Kyriakos Mitsotakis, partisan des privatisations à tout crin, est tout de même parvenu à insuffler un minimum d'élan à sa campagne en faisant miroiter une curieuse alchimie économico-politique, analyse Joëlle Dalègre: "Les Grecs sont des gens fondamentalement désespérés. Mitsotakis a su leur rendre une toute petite étincelle en leur disant qu'avec un gouvernement libéral, ils seraient bien vus en Europe, donc qu'ils obtiendraient des choses, donc qu'il y aurait des investissements, donc qu'il y aurait de l'argent et donc que lui pourrait baisser les impôts". Douce musique aux oreilles éprouvées d'une classe moyenne accablée par la fiscalité. 

En d'autres termes, si quatre ans en arrière, les citoyens grecs espéraient d'Alexis Tsipras qu'il desserre l'étau autour d'eux en assumant le duel face à l'Union européenne et aux institutions financières, ils renouvellent cette fois ce pari en tablant sur un "traitement de faveur" européen, d'après l'expression de notre interlocutrice, pour son remplaçant.

Kyriakos Mitsotakis partait toutefois de loin. Analyste financier de profession, ancien consultant auprès de McKinsey and Company, il est aussi le rejeton d'une longue dynastie politique. Son père, Konstantinos, a été Premier ministre entre 1990 et 1993, sa sœur, Dora, a été maire d'Athènes, ville sur laquelle règne désormais... Kostas Bakoyannis, le fils de Dora. Un type de CV que les Grecs repoussaient massivement en 2015, au plus fort de la crise. Mais il est parvenu à nuancer son image: "Mitsotakis a fait des promesses qui dépassent celles de Tsipras! Et il a toujours dit que son tournant libéral et d'innombrables privatisations les financeraient", note Joëlle Dalègre. 

Amer souvenir 

Alexis Tsipras n'a plus qu'à s'effacer. Il est encore trop tôt pour savoir ce que la postérité retiendra de son action dans la péninsule. Mais elle s'annonce impitoyable. L'image de l'homme venu combattre les plans d'austérité et finissant par les appliquer sans renâcler pèse déjà lourd.

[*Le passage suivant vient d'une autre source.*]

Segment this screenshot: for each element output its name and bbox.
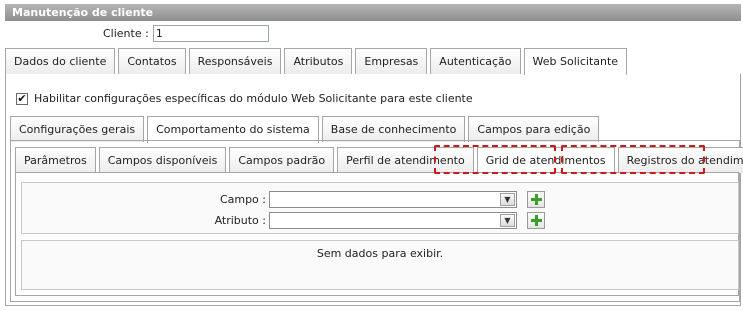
tab-campos-padrao[interactable]: Campos padrão xyxy=(229,147,335,173)
window-title-bar: Manutenção de cliente xyxy=(5,4,741,21)
chevron-down-icon[interactable]: ▼ xyxy=(500,213,515,227)
tab-web-solicitante[interactable]: Web Solicitante xyxy=(523,48,628,75)
enable-settings-checkbox[interactable]: ✔ xyxy=(16,92,28,105)
atributo-label: Atributo : xyxy=(214,213,266,227)
tab-parametros[interactable]: Parâmetros xyxy=(15,147,96,173)
client-field-row: Cliente : xyxy=(103,24,269,42)
tab-empresas[interactable]: Empresas xyxy=(355,48,428,74)
enable-settings-row: ✔ Habilitar configurações específicas do… xyxy=(16,92,473,105)
empty-message: Sem dados para exibir. xyxy=(316,247,444,260)
chevron-down-icon[interactable]: ▼ xyxy=(500,192,515,206)
tab-configuracoes-gerais[interactable]: Configurações gerais xyxy=(10,116,145,142)
campo-label: Campo : xyxy=(219,192,266,206)
window-title: Manutenção de cliente xyxy=(12,6,154,19)
highlight-grid-tab xyxy=(434,145,556,174)
plus-icon xyxy=(530,214,542,226)
tab-campos-disponiveis[interactable]: Campos disponíveis xyxy=(98,147,227,173)
tab-dados-do-cliente[interactable]: Dados do cliente xyxy=(5,48,116,74)
client-label: Cliente : xyxy=(103,26,149,40)
atributo-row: Atributo : ▼ xyxy=(206,211,545,229)
add-campo-button[interactable] xyxy=(527,190,545,208)
atributo-select[interactable]: ▼ xyxy=(269,211,517,229)
client-input[interactable] xyxy=(152,24,269,42)
tab-responsaveis[interactable]: Responsáveis xyxy=(188,48,282,74)
tab-contatos[interactable]: Contatos xyxy=(118,48,186,74)
campo-select[interactable]: ▼ xyxy=(269,190,517,208)
sub-tab-bar: Configurações gerais Comportamento do si… xyxy=(10,116,602,143)
tab-comportamento-do-sistema[interactable]: Comportamento do sistema xyxy=(147,116,319,143)
tab-base-de-conhecimento[interactable]: Base de conhecimento xyxy=(321,116,466,142)
tab-autenticacao[interactable]: Autenticação xyxy=(430,48,521,74)
highlight-registros-tab xyxy=(561,145,705,174)
campo-row: Campo : ▼ xyxy=(206,190,545,208)
tab-campos-para-edicao[interactable]: Campos para edição xyxy=(468,116,600,142)
enable-settings-label: Habilitar configurações específicas do m… xyxy=(34,92,473,105)
plus-icon xyxy=(530,193,542,205)
add-atributo-button[interactable] xyxy=(527,211,545,229)
main-tab-bar: Dados do cliente Contatos Responsáveis A… xyxy=(5,48,630,75)
empty-grid: Sem dados para exibir. xyxy=(21,240,739,290)
tab-atributos[interactable]: Atributos xyxy=(284,48,353,74)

Joëlle Dalègre tient cependant à préciser que quand une légère embellie allégeait le ciel budgétaire, Alexis Tsipras a fait voter quelques mesures sociales dont l'augmentation du salaire minimum, ou encore le treizième mois pour les retraités: "Mais ces sommes restent bien inférieures à ce qu'elles étaient auparavant". 

Que retenir alors du passage au pouvoir du leader de Syriza? "A l'origine, je pense qu'il était sincère dans sa démarche de s'opposer à l'austérité mais il avait peut-être sous-estimé l'opposition qu'il allait devoir affronter", estime Joëlle Dalègre, qui retient une dernière chose: "Il y a les difficultés que peut voir se dresser face à lui quelqu'un qui ne fait pas partie de l'establishment. A l'échelle de l'Union européenne, il y a la question de ce que peuvent les petits partis et les petits pays, le fait que l'Union européenne se fiche de ce que pensent ces petits pays. Et apparemment, on est vite un petit pays".